We intended to title this thread "From the sublime to the ridiculous" but decided against it for several reasons.
Primarily because the Vok sale was anything but sublime and the spring sale not really ridiculous.
It is a definite the Vok auction will go down in rug collecting history, but until the final hammers have fallen on the second and third installments its epithet remains an unknown.
The suzani were by and large among the top tier and a few masterpieces for sure.
Readers know RK is not enamoured by these flashy urbanized creations because since the girl who did the embroidery, or supposedly did as the story goes, did not do the designing herself.
This was done by someone else who was hired for their ability and expertise to draw the pattern for her to follow.
Does this take away from their beauty? Well not really, but it does take these 'virgin quilts' as RK liked to call them and place them in a workshop-type melieu.
Frankly, they have nothing to say to anyone who is looking for more than a pretty face.
And while there's nothing wrong with that it calls into question to those who might ry to make a case for suzani being something more.

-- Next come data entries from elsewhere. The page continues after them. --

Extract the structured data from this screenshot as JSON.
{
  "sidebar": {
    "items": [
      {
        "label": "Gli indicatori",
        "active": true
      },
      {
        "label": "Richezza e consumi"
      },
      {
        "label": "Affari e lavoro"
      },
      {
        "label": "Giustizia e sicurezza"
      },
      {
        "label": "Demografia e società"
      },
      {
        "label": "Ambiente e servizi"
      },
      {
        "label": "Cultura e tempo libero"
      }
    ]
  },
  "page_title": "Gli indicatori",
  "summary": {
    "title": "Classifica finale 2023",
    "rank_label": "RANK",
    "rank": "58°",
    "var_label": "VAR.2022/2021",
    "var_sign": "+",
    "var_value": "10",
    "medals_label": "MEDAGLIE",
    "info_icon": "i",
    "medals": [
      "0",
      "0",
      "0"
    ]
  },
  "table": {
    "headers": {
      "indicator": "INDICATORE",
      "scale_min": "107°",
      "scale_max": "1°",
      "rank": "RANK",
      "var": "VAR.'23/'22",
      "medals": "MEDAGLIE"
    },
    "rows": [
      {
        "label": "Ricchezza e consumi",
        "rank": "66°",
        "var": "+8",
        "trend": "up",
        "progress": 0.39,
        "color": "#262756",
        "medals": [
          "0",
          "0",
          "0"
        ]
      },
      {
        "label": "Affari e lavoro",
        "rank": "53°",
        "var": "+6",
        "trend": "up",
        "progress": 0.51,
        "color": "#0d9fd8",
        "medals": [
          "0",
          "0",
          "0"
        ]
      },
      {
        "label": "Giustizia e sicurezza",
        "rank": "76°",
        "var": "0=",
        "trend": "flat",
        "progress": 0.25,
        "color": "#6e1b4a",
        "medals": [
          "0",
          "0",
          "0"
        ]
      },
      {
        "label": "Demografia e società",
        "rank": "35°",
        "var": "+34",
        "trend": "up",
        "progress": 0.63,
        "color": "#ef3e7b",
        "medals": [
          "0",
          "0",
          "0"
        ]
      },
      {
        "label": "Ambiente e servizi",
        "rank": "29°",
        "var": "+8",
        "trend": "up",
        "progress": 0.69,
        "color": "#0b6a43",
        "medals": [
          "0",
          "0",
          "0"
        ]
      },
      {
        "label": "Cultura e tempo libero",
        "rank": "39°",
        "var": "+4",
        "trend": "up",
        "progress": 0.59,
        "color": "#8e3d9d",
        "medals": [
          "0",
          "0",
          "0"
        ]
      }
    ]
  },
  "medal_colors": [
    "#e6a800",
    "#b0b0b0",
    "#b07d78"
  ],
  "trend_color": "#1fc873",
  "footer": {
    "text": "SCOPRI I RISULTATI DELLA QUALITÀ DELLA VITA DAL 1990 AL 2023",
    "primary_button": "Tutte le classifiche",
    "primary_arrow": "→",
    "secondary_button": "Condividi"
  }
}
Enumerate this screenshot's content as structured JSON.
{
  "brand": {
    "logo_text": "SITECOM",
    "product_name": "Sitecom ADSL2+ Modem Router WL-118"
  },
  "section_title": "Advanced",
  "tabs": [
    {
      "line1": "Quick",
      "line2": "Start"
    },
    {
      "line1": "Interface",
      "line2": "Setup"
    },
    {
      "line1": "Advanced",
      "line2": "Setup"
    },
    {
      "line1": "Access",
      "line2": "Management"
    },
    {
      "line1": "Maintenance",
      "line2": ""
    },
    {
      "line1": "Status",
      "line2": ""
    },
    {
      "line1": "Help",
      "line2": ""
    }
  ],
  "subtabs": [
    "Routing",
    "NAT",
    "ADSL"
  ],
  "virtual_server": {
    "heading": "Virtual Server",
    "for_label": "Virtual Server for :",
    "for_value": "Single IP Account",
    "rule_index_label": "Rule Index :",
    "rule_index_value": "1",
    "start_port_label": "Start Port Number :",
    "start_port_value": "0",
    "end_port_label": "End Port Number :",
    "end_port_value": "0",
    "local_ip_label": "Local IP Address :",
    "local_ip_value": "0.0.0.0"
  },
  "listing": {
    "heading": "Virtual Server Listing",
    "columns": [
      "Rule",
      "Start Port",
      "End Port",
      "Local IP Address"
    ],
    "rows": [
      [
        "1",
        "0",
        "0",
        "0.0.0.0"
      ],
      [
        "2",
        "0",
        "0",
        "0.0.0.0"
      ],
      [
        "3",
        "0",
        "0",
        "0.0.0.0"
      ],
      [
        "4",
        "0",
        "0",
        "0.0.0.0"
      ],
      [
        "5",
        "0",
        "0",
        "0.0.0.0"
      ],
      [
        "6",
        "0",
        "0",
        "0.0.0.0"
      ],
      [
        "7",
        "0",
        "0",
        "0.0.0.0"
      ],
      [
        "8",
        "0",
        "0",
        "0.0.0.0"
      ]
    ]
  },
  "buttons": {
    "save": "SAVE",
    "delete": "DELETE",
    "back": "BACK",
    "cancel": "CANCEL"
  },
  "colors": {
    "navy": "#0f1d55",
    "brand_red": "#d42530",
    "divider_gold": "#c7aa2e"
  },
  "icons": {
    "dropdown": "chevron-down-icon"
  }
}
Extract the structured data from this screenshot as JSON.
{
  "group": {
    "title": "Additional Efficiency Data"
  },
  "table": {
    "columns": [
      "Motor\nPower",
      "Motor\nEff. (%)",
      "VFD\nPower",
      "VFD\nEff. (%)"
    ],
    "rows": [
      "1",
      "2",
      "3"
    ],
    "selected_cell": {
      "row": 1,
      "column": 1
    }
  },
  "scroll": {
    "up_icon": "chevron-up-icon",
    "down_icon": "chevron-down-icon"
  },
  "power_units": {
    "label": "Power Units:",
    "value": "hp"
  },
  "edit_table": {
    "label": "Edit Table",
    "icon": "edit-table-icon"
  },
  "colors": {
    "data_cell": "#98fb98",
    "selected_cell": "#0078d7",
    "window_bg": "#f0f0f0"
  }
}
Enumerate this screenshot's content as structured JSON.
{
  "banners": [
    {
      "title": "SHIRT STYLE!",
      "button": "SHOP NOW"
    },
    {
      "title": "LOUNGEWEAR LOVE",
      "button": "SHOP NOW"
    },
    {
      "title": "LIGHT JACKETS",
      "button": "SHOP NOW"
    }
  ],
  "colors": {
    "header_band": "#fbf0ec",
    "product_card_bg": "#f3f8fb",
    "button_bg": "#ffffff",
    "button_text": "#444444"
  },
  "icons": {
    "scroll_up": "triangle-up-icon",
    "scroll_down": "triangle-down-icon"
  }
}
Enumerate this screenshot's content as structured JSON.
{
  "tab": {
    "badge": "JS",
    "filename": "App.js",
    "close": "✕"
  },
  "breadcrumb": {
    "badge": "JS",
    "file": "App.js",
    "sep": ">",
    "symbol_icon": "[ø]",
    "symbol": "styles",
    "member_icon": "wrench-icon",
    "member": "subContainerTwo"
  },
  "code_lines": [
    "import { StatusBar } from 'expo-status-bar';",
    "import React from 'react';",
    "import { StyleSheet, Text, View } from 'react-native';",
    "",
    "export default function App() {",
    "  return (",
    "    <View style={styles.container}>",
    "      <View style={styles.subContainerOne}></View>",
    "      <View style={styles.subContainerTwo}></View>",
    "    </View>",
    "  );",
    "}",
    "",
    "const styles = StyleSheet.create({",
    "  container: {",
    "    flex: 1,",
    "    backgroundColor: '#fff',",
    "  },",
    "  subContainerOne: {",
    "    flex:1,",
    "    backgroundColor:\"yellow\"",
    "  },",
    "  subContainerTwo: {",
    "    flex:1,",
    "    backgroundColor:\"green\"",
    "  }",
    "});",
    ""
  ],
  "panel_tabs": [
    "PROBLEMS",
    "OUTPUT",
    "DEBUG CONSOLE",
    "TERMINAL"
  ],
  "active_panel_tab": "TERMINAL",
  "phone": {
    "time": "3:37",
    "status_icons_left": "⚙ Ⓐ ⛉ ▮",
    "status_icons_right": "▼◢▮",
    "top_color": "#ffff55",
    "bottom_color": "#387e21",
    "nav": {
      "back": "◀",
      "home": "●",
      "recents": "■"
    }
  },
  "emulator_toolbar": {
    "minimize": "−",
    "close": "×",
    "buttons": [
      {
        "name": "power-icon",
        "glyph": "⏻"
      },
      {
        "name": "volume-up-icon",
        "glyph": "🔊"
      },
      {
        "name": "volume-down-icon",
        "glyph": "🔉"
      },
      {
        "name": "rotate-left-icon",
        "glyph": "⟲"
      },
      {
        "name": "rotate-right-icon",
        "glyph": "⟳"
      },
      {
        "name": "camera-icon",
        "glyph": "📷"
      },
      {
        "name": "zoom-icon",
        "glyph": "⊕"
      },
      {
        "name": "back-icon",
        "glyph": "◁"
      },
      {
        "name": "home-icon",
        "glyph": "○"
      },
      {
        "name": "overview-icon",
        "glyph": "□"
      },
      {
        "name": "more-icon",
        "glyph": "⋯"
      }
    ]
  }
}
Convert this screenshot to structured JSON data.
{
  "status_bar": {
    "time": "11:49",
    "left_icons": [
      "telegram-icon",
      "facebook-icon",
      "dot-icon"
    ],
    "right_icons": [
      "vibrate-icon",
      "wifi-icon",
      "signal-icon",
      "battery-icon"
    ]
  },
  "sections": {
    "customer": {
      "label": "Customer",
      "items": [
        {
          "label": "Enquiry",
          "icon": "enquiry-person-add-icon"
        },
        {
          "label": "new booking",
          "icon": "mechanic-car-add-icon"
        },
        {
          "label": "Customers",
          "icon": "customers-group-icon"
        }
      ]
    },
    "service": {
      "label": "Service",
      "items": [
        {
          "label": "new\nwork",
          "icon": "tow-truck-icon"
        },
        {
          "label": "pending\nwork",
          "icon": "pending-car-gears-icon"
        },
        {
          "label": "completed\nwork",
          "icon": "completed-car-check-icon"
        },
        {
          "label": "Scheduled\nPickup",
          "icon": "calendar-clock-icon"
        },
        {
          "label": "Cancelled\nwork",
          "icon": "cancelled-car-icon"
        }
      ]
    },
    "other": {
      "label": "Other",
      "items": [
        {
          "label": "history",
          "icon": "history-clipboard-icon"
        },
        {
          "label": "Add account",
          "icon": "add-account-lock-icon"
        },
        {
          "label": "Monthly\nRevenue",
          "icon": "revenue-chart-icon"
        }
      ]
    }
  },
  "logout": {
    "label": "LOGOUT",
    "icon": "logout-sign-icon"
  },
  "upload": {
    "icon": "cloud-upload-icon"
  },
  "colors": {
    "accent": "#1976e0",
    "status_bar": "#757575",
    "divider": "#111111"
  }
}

And the rather late and boring kelim in the Vok sale were also not able to scale any heights beyond kelim as furnishing accessory status.
So there was nothing sublime in the Vok sale.
RK is hard to please; in our orientation, which dear readers who have been faithful followers know, RK looks for more in the weavings we appreciate and admire.
Spiritual, challenging, larger than life, monumental and stimulating are just a few of those qualities that makes us stand up and take notice.
Workshop products are never able to generate these attributes because they always have a mechanical, predictable visual with no underlying intrigue or suspense.
To produce such weavings took a weaver who was indelibly and directly connected with what we have written about before and can define as cultural history.
It took generations and centuries to develop, interpret and refine the visual iconography weavers steeped in this type of tradition manifested to produce the masterpieces that are in all senses of the word sublime.
We could go on to further explain this phenomenon of archetypal, masterpiece Turkmen, Anatolian and transCaucasian weavings, but words can never replicate what they represent.
Let us end with this observation: When RK leafs through the Vok catalog nothing comes close to ringing that bell we always hear when viewing such weavings.
And as important as that is for us, it is even more important for RK to communicate it to those who might not understand why they come away with the feeling something is missing when viewing a collection like Vok's.
And if you do, don't worry, you are doing something right.